Fakta Seputar Wawancara Kerja



Anda mungkin pernah mendengar ada beberapa orang yang berkoar-koar bahwa mereka tak pernah melakukan persiapan untuk menghadapi tes wawancara kerja dan ternyata wawancaranya juga berlangsung oke-oke saja. Jika kita lakukan penelusuran lebih dekat, maka biasanya yang terjadi adalah beberapa hal di bawah ini:
1.      Dia sedang beruntung, ada di tempat yang tepat dan disaat yang tepat. Kok bisa? Ya, sebenarnya faktor keberuntungan inilah yang tidak dapat kita prediksikan. Kita tidak pernah tahu pada urutan ke berapa kita akan diinterview. Jika anda kebetulan menjadi orang pertama yang diinterview, maka menurut pengalaman saya, anda adalah orang yang beruntung,  alasannya ?

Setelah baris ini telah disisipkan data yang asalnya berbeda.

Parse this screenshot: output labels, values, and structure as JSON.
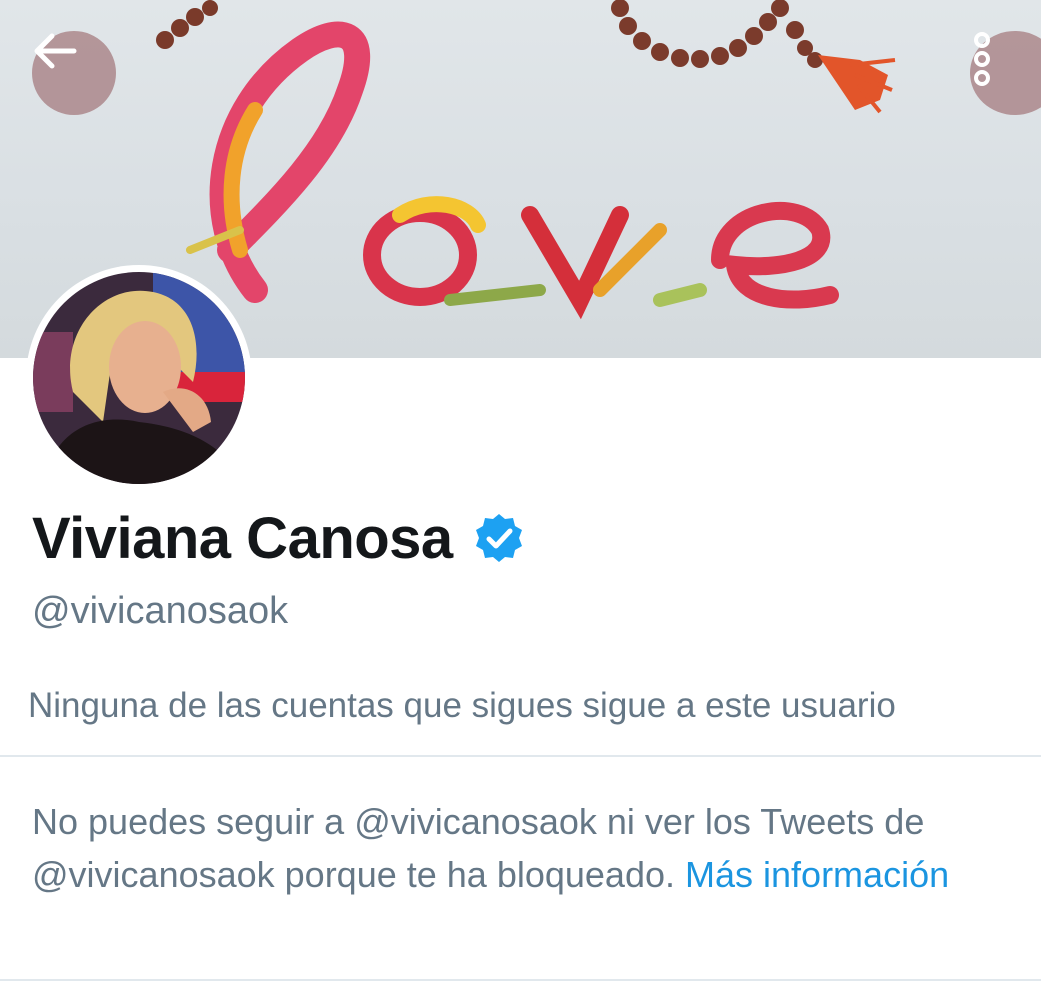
{
  "header": {
    "back_icon": "arrow-left-icon",
    "more_icon": "more-vertical-icon",
    "banner_word": "love"
  },
  "profile": {
    "display_name": "Viviana Canosa",
    "verified": true,
    "verified_icon": "verified-badge-icon",
    "handle": "@vivicanosaok",
    "followers_you_know": "Ninguna de las cuentas que sigues sigue a este usuario"
  },
  "blocked_notice": {
    "message": "No puedes seguir a @vivicanosaok ni ver los Tweets de @vivicanosaok porque te ha bloqueado.",
    "link_label": "Más información"
  },
  "colors": {
    "primary_text": "#14171a",
    "secondary_text": "#657786",
    "link": "#1b95e0",
    "verified": "#1da1f2",
    "divider": "#e1e8ed"
  }
}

1)      Jika anda diinterview pertama, setidaknya anda tidak perlu terlalu dini melihat wajah pucat (kadang merah) para kandidat lain yang baru keluar dari ruang interview. Karena apapun yang anda lihat saat itu secara tidak langsung mempengaruhi psikologis anda.
”buset dah mpe pucet gitu, sepertinya pertanyaannya susah-susah, mampus dah gue.....”

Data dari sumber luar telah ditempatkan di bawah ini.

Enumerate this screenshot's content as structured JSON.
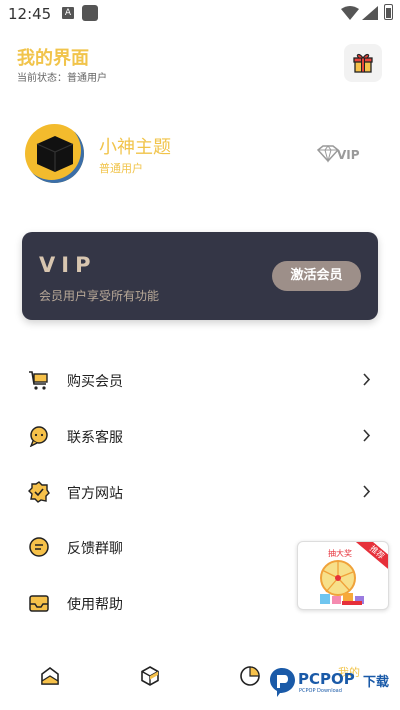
{
  "status_bar": {
    "time": "12:45",
    "notif_letter": "A"
  },
  "header": {
    "title": "我的界面",
    "state_label": "当前状态：普通用户"
  },
  "profile": {
    "name": "小神主题",
    "level": "普通用户",
    "vip_mark": "VIP"
  },
  "vip_card": {
    "title": "VIP",
    "description": "会员用户享受所有功能",
    "button": "激活会员"
  },
  "menu": [
    {
      "label": "购买会员",
      "icon": "cart-icon",
      "has_arrow": true
    },
    {
      "label": "联系客服",
      "icon": "chat-icon",
      "has_arrow": true
    },
    {
      "label": "官方网站",
      "icon": "badge-check-icon",
      "has_arrow": true
    },
    {
      "label": "反馈群聊",
      "icon": "feedback-icon",
      "has_arrow": false
    },
    {
      "label": "使用帮助",
      "icon": "help-inbox-icon",
      "has_arrow": false
    }
  ],
  "promo": {
    "ribbon": "推荐",
    "text": "抽大奖"
  },
  "bottom_nav": {
    "mine_label": "我的"
  },
  "watermark": {
    "brand": "PCPOP",
    "brand_cn": "下载",
    "sub": "PCPOP Download"
  },
  "colors": {
    "accent": "#f1c44b",
    "card_bg": "#343646",
    "card_text": "#d8c6b0",
    "button_bg": "#9d8f89"
  }
}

Bahkan, jika ada kandidat yang nampak begitu percaya diri keluar dari ruang interview, tak jarang kita yang melihatnya menjadi setengah pesimis.
”wah tu orang sepertinya wawancaranya sukses, jangan-jangan belum ditanya sudah dijawab. Habis udah pertanyaan buat gue.”
2)      Jika anda diinterview pertama, biasanya pertanyaan masih sedikit dan bersifat umum alias belum dibanding-bandingkan dengan kandidat yang lain. Ya, resikonya hanya sedikit dari diri anda yang tergali. Jadi, anda harus lebih aktif pada kesempatan tersebut, namun tetap menjadi pendengar yang baik alias jangan memotong pembicaraan interviewer sebelum diperintahkan menjawab, meskipun mulut dan otak anda sudah penuh dengan jawaban-jawaban brilian.
3)      Jika anda diinterview di awal, dipastikan mood interviewer masih bagus sehingga ekspresi dari interviewer yang welcome dan bersahabat akan membuat anda lebih percaya diri menjalani wawancara. Sangat tidak menguntungkan jika anda mendapat urutan terakhir atau urutan di atas 5, karena diperkirakan interviewer telah jenuh karena harus mengulangi pertanyaan yang sama dan tak jarang mood-nya mulai kurang bagus, serta diri anda akan dibanding-bandingkan dengan para kandidat sebelumnya. Akibatnya, hasil wawancara anda pun kemungkinan kurang memuaskan.
2.      Dia punya koneksi yang bagus;
3.      Dia bermain di pasar tenaga kerja di mana terdapat permintaan yang tinggi dengan suplai yang rendah;
4.      Dia melamar pada pekerjaan yang tak berada jauh dari zona nyaman mereka; atau
5.      Dia melamar kerja secara internal (dalam perusahaan) dan pesaingnya adalah kandidat dari luar.